Whichever you choose, remember that the calories you end up with may be more of a reflection of what you put on your bread, like butter, mayo and thick fillings, since the company bread keeps may be more of a calorie culprit than the bread itself.

Whole Grain Bread

A whole grain is the entire seed — the bran, the endosperm and the germ. Whole grains contain key nutrients that offer bread with benefits including B vitamins and trace minerals (iron, zinc, copper and magnesium). The fiber content of whole grain breads helps to keep you satiated for a longer period of time, so ditching bread at your meal could mean giving into a mid-meal snack attack of foods that are less nutritional and higher in calories. Be sure to flip your package over and look for whole grains as a first ingredient on the ingredient list.

Multigrain Bread

The term “multi” means many — so your multigrain bread may contain many different types of grains, but it doesn’t necessarily mean that any of these are whole grains. You should be looking for breads wearing a label that shows a whole grain or whole wheat as a first ingredient. “Wheat flour” as a first ingredient is not the same and could be void of value .

Sprouted Bread

Sprouted grain bread is made from kernels that have been sprouted, grounded and baked into bread. They usually contain a little more protein and less fat than regular versions but, in general, the fat content of bread is not going to be significant unless you’re choosing croissants. Sprouted bread is believed to be more easily digested since the sprouting process breaks down some of the carbs ahead of time. Although sprouted grain breads may have less gluten, those who are gluten sensitive or intolerant would need to avoid sprouted bread unless stated “gluten-free” on the labels and it’s produced by a manufacturer you trust.

[See: Health Issues That Are Sometimes Mistaken for Gluten Sensitivity.]

Gluten-Free Bread

Gluten is a protein found in grains that help make the dough in bread more elastic. For those who are unable to tolerate gluten, grains like wheat, barley, rye, triticale and sometimes oats (unless labeled otherwise) need to be avoided.

Gluten-free whole grains and flours that can be eaten include:

— Amaranth.

— Arrowroot.

— Buckwheat.

— Corn and cornmeal.

— Flax.

— Brown and wild rice.

— Quinoa.

— Millet.

— Sorghum.

— Teff.

— Gluten-free flours: rice, soy, corn, potato, bean.

The gluten content of bread has nothing to do with its calories or nutrient profile. Gluten-free breads are often lower in fiber, not fortified with B vitamins and can be higher in fat than regular whole grains. Gluten-free breads may weigh heavier on your wallet too, costing more than an average gluten-laden loaf, so unless you have a medical reason for going gluten free, you might want to give this bread a pass.

White Whole Wheat

White bread lovers can feel good in knowing that, similar to whole-wheat bread, white whole-wheat bread is also made with whole grains. The difference between them is that white whole-wheat bread is made from white wheat, bringing it a milder flavor, fluffier texture and lighter color. The whole wheat bread we’re used to seeing is made from red wheat, contributing a darker color and coarser texture. Unlike white whole-wheat bread, basic white bread is made from refined grains and is more highly processed, thereby stripping away some important parts of the grain and their related nutrients.

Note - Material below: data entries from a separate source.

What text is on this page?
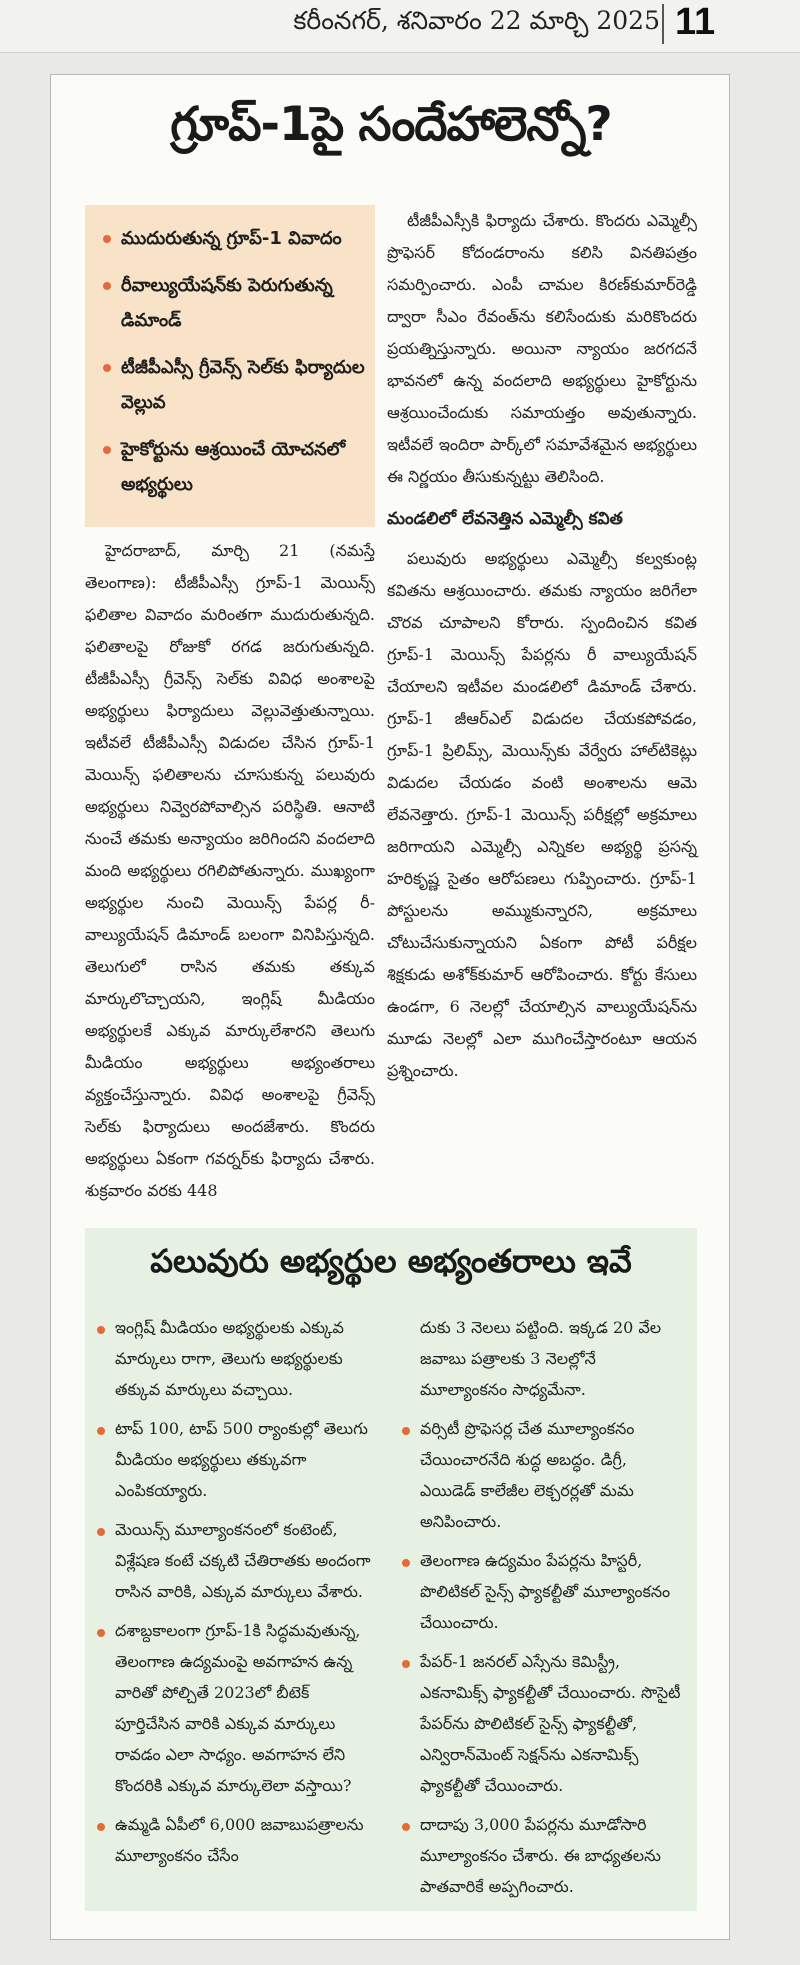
కరీంనగర్, శనివారం 22 మార్చి 2025 11
గ్రూప్‌-1పై సందేహాలెన్నో?
ముదురుతున్న గ్రూప్‌-1 వివాదం
రీవాల్యుయేషన్‌కు పెరుగుతున్న డిమాండ్
టీజీపీఎస్సీ గ్రీవెన్స్ సెల్‌కు ఫిర్యాదుల వెల్లువ
హైకోర్టును ఆశ్రయించే యోచనలో అభ్యర్థులు

హైదరాబాద్, మార్చి 21 (నమస్తే తెలంగాణ): టీజీపీఎస్సీ గ్రూప్‌-1 మెయిన్స్ ఫలితాల వివాదం మరింతగా ముదురుతున్నది. ఫలితాలపై రోజుకో రగడ జరుగుతున్నది. టీజీపీఎస్సీ గ్రీవెన్స్ సెల్‌కు వివిధ అంశాలపై అభ్యర్థులు ఫిర్యాదులు వెల్లువెత్తుతున్నాయి. ఇటీవలే టీజీపీఎస్సీ విడుదల చేసిన గ్రూప్‌-1 మెయిన్స్ ఫలితాలను చూసుకున్న పలువురు అభ్యర్థులు నివ్వెరపోవాల్సిన పరిస్థితి. ఆనాటి నుంచే తమకు అన్యాయం జరిగిందని వందలాది మంది అభ్యర్థులు రగిలిపోతున్నారు. ముఖ్యంగా అభ్యర్థుల నుంచి మెయిన్స్ పేపర్ల రీ-వాల్యుయేషన్ డిమాండ్ బలంగా వినిపిస్తున్నది. తెలుగులో రాసిన తమకు తక్కువ మార్కులొచ్చాయని, ఇంగ్లిష్ మీడియం అభ్యర్థులకే ఎక్కువ మార్కులేశారని తెలుగు మీడియం అభ్యర్థులు అభ్యంతరాలు వ్యక్తంచేస్తున్నారు. వివిధ అంశాలపై గ్రీవెన్స్ సెల్‌కు ఫిర్యాదులు అందజేశారు. కొందరు అభ్యర్థులు ఏకంగా గవర్నర్‌కు ఫిర్యాదు చేశారు. శుక్రవారం వరకు 448

టీజీపీఎస్సీకి ఫిర్యాదు చేశారు. కొందరు ఎమ్మెల్సీ ప్రొఫెసర్ కోదండరాంను కలిసి వినతిపత్రం సమర్పించారు. ఎంపీ చామల కిరణ్‌కుమార్‌రెడ్డి ద్వారా సీఎం రేవంత్‌ను కలిసేందుకు మరికొందరు ప్రయత్నిస్తున్నారు. అయినా న్యాయం జరగదనే భావనలో ఉన్న వందలాది అభ్యర్థులు హైకోర్టును ఆశ్రయించేందుకు సమాయత్తం అవుతున్నారు. ఇటీవలే ఇందిరా పార్క్‌లో సమావేశమైన అభ్యర్థులు ఈ నిర్ణయం తీసుకున్నట్టు తెలిసింది.

మండలిలో లేవనెత్తిన ఎమ్మెల్సీ కవిత

పలువురు అభ్యర్థులు ఎమ్మెల్సీ కల్వకుంట్ల కవితను ఆశ్రయించారు. తమకు న్యాయం జరిగేలా చొరవ చూపాలని కోరారు. స్పందించిన కవిత గ్రూప్‌-1 మెయిన్స్ పేపర్లను రీ వాల్యుయేషన్ చేయాలని ఇటీవల మండలిలో డిమాండ్ చేశారు. గ్రూప్‌-1 జీఆర్‌ఎల్ విడుదల చేయకపోవడం, గ్రూప్‌-1 ప్రిలిమ్స్, మెయిన్స్‌కు వేర్వేరు హాల్‌టికెట్లు విడుదల చేయడం వంటి అంశాలను ఆమె లేవనెత్తారు. గ్రూప్‌-1 మెయిన్స్ పరీక్షల్లో అక్రమాలు జరిగాయని ఎమ్మెల్సీ ఎన్నికల అభ్యర్థి ప్రసన్న హరికృష్ణ సైతం ఆరోపణలు గుప్పించారు. గ్రూప్‌-1 పోస్టులను అమ్ముకున్నారని, అక్రమాలు చోటుచేసుకున్నాయని ఏకంగా పోటీ పరీక్షల శిక్షకుడు అశోక్‌కుమార్ ఆరోపించారు. కోర్టు కేసులు ఉండగా, 6 నెలల్లో చేయాల్సిన వాల్యుయేషన్‌ను మూడు నెలల్లో ఎలా ముగించేస్తారంటూ ఆయన ప్రశ్నించారు.

పలువురు అభ్యర్థుల అభ్యంతరాలు ఇవే
ఇంగ్లిష్ మీడియం అభ్యర్థులకు ఎక్కువ మార్కులు రాగా, తెలుగు అభ్యర్థులకు తక్కువ మార్కులు వచ్చాయి.
టాప్ 100, టాప్ 500 ర్యాంకుల్లో తెలుగు మీడియం అభ్యర్థులు తక్కువగా ఎంపికయ్యారు.
మెయిన్స్ మూల్యాంకనంలో కంటెంట్, విశ్లేషణ కంటే చక్కటి చేతిరాతకు అందంగా రాసిన వారికి, ఎక్కువ మార్కులు వేశారు.
దశాబ్దకాలంగా గ్రూప్‌-1కి సిద్ధమవుతున్న, తెలంగాణ ఉద్యమంపై అవగాహన ఉన్న వారితో పోల్చితే 2023లో బీటెక్ పూర్తిచేసిన వారికి ఎక్కువ మార్కులు రావడం ఎలా సాధ్యం. అవగాహన లేని కొందరికి ఎక్కువ మార్కులెలా వస్తాయి?
ఉమ్మడి ఏపీలో 6,000 జవాబుపత్రాలను మూల్యాంకనం చేసేం
దుకు 3 నెలలు పట్టింది. ఇక్కడ 20 వేల జవాబు పత్రాలకు 3 నెలల్లోనే మూల్యాంకనం సాధ్యమేనా.
వర్సిటీ ప్రొఫెసర్ల చేత మూల్యాంకనం చేయించారనేది శుద్ధ అబద్ధం. డిగ్రీ, ఎయిడెడ్ కాలేజీల లెక్చరర్లతో మమ అనిపించారు.
తెలంగాణ ఉద్యమం పేపర్లను హిస్టరీ, పొలిటికల్ సైన్స్ ఫ్యాకల్టీతో మూల్యాంకనం చేయించారు.
పేపర్‌-1 జనరల్ ఎస్సేను కెమిస్ట్రీ, ఎకనామిక్స్ ఫ్యాకల్టీతో చేయించారు. సొసైటీ పేపర్‌ను పొలిటికల్ సైన్స్ ఫ్యాకల్టీతో, ఎన్విరాన్‌మెంట్ సెక్షన్‌ను ఎకనామిక్స్ ఫ్యాకల్టీతో చేయించారు.
దాదాపు 3,000 పేపర్లను మూడోసారి మూల్యాంకనం చేశారు. ఈ బాధ్యతలను పాతవారికే అప్పగించారు.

Enriched or Fortified Bread

Don’t freak out if your child refuses to eat whole grain breads. Even the USDA’s dietary guidelines suggests that at least half of our grains should come from whole grains. So although regular white bread may lack fiber, many are enriched or fortified. You can still fit in whole grains through cereals, pastas and an array of side dishes.

“Enriched” flour has had many of the vitamins and minerals that were originally present in the grain and stripped away. Then they are replaced after the food processing procedure. “Fortified” flour, on the other hand, has had new vitamins and minerals placed into it, meaning those that weren’t naturally present in the grain prior to processing. As mentioned, fortification of grains and flour with folic acid has significantly reduced the incidence of neural tube defects in children.